To the editor:
Tony Magliano’s reflections on Pope Benedict’s Day of Peace message in the January 10 Catholic Herald is relevant to this time and place. As noted by the pope, inequality has been increasing for decades as a result of selfish and individualistic deregulation of financial markets.
Deregulation caused the financial crisis of 2008 and recession. Millions lost their jobs, families lost their homes, and $16 trillion in household wealth evaporated. But since then, 93 percent of new wealth has accrued to the richest one percent.
A week later followed the economic column in the Catholic Herald by Anthony Esolen about some of Pope Leo XIII’s views on socialism in his 1891 encyclical Rerum Novarum. The pope denounced socialism because it deprives working people of the gains of their wages in the form of private property.
Mr. Esolen does not define socialism and so the reader is left to conjecture about what Pope Leo was condemning as unjust in 1891. This is especially needed since most Americans have never experienced socialism. Was 1891 socialism similar to that presently in North Korea or China or to the democratic socialist countries such as Sweden and Norway?

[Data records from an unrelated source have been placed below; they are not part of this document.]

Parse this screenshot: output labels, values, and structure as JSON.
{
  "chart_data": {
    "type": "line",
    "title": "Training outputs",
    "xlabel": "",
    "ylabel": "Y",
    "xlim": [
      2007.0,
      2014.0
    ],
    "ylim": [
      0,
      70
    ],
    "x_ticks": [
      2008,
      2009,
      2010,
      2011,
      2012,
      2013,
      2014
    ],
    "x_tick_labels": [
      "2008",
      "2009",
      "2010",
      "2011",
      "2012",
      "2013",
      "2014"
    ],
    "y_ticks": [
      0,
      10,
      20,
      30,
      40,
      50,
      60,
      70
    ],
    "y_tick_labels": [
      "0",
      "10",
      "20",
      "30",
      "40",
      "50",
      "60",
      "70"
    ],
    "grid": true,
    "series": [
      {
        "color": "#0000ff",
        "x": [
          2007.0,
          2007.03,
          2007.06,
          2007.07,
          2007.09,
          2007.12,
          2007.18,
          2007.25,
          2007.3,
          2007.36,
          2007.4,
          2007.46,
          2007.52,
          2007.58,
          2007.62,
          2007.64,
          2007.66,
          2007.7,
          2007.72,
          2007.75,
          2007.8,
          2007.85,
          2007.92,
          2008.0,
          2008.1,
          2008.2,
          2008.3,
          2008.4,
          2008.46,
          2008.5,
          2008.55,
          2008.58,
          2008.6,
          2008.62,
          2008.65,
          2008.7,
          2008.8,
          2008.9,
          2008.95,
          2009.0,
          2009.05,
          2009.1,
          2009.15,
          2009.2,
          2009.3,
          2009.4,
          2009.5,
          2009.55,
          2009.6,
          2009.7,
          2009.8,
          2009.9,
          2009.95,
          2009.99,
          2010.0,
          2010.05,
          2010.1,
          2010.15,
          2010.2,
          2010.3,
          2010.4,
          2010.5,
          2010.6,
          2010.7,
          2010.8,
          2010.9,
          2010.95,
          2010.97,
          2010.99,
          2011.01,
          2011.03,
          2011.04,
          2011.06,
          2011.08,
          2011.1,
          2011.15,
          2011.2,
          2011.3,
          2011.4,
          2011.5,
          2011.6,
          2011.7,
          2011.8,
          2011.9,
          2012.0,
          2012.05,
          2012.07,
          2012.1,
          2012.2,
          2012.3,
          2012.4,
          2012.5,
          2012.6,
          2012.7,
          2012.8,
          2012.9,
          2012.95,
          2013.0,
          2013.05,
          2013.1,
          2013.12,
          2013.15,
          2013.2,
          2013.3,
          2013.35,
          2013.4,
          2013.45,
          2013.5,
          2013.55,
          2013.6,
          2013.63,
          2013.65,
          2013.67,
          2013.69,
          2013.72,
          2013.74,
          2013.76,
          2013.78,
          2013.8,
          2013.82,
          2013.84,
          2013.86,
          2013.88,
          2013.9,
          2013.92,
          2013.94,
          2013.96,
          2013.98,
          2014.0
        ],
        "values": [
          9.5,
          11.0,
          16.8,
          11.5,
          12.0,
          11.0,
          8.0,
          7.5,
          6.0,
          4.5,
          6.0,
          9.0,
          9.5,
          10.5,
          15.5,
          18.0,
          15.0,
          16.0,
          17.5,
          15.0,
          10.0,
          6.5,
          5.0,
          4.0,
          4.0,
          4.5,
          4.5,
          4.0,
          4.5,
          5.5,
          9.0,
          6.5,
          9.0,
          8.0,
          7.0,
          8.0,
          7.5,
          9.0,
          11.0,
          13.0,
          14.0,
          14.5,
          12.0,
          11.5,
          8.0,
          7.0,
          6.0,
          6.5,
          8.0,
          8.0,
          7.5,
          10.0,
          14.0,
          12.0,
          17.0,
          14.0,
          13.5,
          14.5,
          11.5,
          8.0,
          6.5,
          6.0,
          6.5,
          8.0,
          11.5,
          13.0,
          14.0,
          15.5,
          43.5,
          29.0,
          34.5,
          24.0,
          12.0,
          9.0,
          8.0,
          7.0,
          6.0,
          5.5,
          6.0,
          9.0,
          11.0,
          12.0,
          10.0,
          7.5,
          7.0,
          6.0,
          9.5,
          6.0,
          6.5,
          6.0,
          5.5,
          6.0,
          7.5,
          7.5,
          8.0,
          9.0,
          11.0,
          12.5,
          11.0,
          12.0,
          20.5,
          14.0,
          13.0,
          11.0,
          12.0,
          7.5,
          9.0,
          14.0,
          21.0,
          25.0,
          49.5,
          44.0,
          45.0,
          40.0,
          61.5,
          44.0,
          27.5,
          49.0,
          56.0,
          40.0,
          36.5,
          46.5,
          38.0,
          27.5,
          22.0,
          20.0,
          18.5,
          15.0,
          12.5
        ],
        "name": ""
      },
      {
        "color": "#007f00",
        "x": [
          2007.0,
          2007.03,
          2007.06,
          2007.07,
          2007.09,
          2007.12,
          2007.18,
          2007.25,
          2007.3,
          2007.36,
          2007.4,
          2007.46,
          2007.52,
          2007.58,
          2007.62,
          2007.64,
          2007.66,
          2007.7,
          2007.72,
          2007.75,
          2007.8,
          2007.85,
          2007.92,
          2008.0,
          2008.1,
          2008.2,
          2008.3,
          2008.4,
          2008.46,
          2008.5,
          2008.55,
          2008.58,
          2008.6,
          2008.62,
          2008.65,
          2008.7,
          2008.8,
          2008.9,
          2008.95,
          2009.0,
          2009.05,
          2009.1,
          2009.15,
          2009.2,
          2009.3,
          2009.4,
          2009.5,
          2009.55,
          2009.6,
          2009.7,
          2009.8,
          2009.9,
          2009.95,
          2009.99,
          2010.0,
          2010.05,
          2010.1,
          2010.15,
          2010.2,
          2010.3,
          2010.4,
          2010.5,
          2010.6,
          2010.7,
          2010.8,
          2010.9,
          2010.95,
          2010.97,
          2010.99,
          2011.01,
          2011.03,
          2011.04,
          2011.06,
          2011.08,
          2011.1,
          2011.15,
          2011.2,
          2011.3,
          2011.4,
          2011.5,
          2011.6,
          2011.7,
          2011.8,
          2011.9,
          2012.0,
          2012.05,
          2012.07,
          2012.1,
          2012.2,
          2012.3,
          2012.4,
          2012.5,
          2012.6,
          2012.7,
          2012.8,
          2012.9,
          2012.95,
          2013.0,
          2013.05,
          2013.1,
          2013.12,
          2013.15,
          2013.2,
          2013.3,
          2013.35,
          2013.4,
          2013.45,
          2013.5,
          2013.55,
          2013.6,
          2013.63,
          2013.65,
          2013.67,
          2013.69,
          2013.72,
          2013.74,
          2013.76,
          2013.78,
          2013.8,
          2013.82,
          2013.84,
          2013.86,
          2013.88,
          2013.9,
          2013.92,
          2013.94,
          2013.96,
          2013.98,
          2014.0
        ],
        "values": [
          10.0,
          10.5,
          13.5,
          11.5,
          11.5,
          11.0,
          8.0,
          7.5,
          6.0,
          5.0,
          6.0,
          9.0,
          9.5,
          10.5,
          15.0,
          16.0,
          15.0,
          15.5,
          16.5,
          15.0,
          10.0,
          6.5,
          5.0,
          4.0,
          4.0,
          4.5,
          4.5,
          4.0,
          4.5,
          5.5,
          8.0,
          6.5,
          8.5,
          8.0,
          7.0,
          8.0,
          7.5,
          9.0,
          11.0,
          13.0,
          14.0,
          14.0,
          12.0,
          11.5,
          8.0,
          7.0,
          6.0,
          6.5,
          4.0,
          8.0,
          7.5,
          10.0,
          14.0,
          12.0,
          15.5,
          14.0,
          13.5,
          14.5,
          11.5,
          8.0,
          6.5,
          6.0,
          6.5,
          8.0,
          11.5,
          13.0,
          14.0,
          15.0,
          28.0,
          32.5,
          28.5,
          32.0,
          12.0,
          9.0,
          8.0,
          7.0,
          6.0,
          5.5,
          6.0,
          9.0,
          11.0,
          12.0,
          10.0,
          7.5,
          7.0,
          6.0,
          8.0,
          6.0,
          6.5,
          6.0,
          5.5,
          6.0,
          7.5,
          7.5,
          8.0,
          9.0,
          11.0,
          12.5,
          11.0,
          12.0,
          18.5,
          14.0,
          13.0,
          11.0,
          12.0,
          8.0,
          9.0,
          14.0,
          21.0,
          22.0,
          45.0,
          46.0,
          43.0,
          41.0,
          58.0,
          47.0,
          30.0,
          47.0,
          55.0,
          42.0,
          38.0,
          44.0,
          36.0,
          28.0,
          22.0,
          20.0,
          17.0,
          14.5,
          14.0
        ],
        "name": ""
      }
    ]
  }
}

Mr. Esolen cites the encyclical’s observation that guilds were abolished but skips its statement that unions are one of the most important institutions to help working people obtain a share in prosperity. In Wisconsin that information is important since our governor has promised his political supporters that he will work to destroy unions.
His divide and conquer strategy has deprived many workers of their right to organize and advocate for the welfare of their families. He has inspired many private employers to demand wage and benefit cuts even when their businesses are enjoying record profits.
Rerum Novarum reflects this problem, “. . . the first thing of all to secure is to save unfortunate working people from the cruelty of men of greed, who use human beings as mere instruments for money-making.”
Pope Benedict stated: “One of the social rights and duties most under threat today is the right to work. The reason for this is that labour and the rightful recognition of workers’ juridical status are increasingly undervalued, since economic development is thought to depend principally on completely free markets.”
Pope Benedict states that work is a fundamental good, “Corresponding to this good are a duty and a right that demand courageous new policies of universal employment.” This would be part of the new model of development and new approach to the economy, which he says are needed.
Pope Benedict sums it up: “Both integral, sustainable development in solidarity and the common good require a correct scale of goods and values which can be structured with God as the ultimate point of reference.”
What might this new model of development look like? Since it will not be unregulated financial capitalism or socialism, what third way will we work toward that includes “. . . Courageous new policies of universal employment”? What articles on the pope’s new model can we expect in the Catholic Herald?